Britain | All change

Explore our prediction model for Britain’s looming election

The scale of the task facing Rishi Sunak is clear

A photo collage of Rishi Sunak and Keir Starmer looking at a target
Illustration: Nate Kitch

There have been 17 elections in Britain since the start of 1959 and the Conservative Party has been successful in ten of them. The next one is almost certain to take place in the second half of this year. It is safe to say that Rishi Sunak’s Tories are very unlikely to add to their victory tally: they currently trail Labour, led by Sir Keir Starmer, by 20 percentage points in the polls. But it is tricky to predict how many MPs each party will have, partly because national voting intentions do not convert simply into seats in Parliament. In 1997, for example, the Labour Party won 63% of the seats on 43% of the vote.
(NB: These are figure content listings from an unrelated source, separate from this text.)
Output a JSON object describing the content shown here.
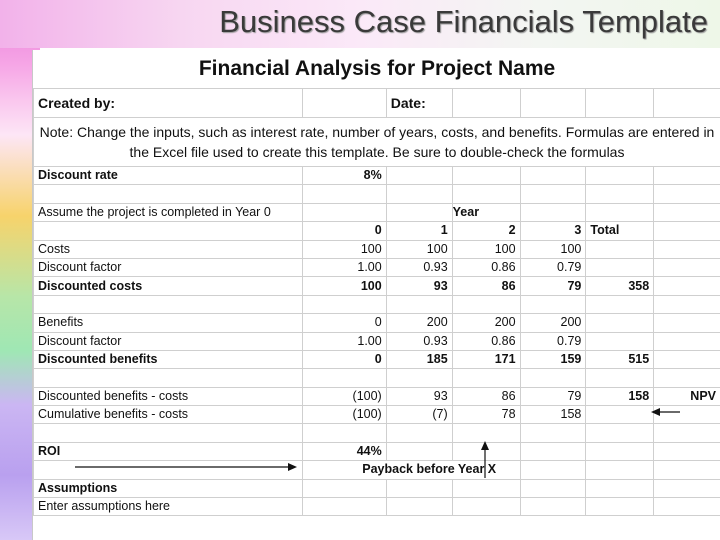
{
  "slide": {
    "title": "Business Case Financials Template"
  },
  "sheet": {
    "title": "Financial Analysis for Project Name",
    "created_by_label": "Created by:",
    "date_label": "Date:",
    "note": "Note: Change the inputs, such as interest rate, number of years, costs, and benefits. Formulas are entered in the Excel file used to create this template. Be sure to double-check the formulas",
    "discount_rate_label": "Discount rate",
    "discount_rate_value": "8%",
    "assume_label": "Assume the project is completed in Year 0",
    "year_label": "Year",
    "years": [
      "0",
      "1",
      "2",
      "3"
    ],
    "total_label": "Total",
    "costs": {
      "label": "Costs",
      "values": [
        "100",
        "100",
        "100",
        "100"
      ]
    },
    "discount_factor_costs": {
      "label": "Discount factor",
      "values": [
        "1.00",
        "0.93",
        "0.86",
        "0.79"
      ]
    },
    "discounted_costs": {
      "label": "Discounted costs",
      "values": [
        "100",
        "93",
        "86",
        "79"
      ],
      "total": "358"
    },
    "benefits": {
      "label": "Benefits",
      "values": [
        "0",
        "200",
        "200",
        "200"
      ]
    },
    "discount_factor_benefits": {
      "label": "Discount factor",
      "values": [
        "1.00",
        "0.93",
        "0.86",
        "0.79"
      ]
    },
    "discounted_benefits": {
      "label": "Discounted benefits",
      "values": [
        "0",
        "185",
        "171",
        "159"
      ],
      "total": "515"
    },
    "net": {
      "label": "Discounted benefits - costs",
      "values": [
        "(100)",
        "93",
        "86",
        "79"
      ],
      "total": "158"
    },
    "npv_label": "NPV",
    "cumulative": {
      "label": "Cumulative benefits - costs",
      "values": [
        "(100)",
        "(7)",
        "78",
        "158"
      ]
    },
    "roi_label": "ROI",
    "roi_value": "44%",
    "payback_label": "Payback before Year X",
    "assumptions_label": "Assumptions",
    "assumptions_placeholder": "Enter assumptions here"
  }
}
To tackle this problem, The Economist has built a new prediction model using 9,398 individual constituency-level election results along with available polling data from every election since 1959. Our model builds on the simple principle of uniform national swing—the idea that support for parties rises and falls across all constituencies in the country by the same magnitude—and augments it with specific regional polling from Scotland, Wales, London and so on. The output is not so much a forecast as a “nowcast”—a prediction of what would happen if the election were held tomorrow. If you happen to be Mr Sunak, you should look away now.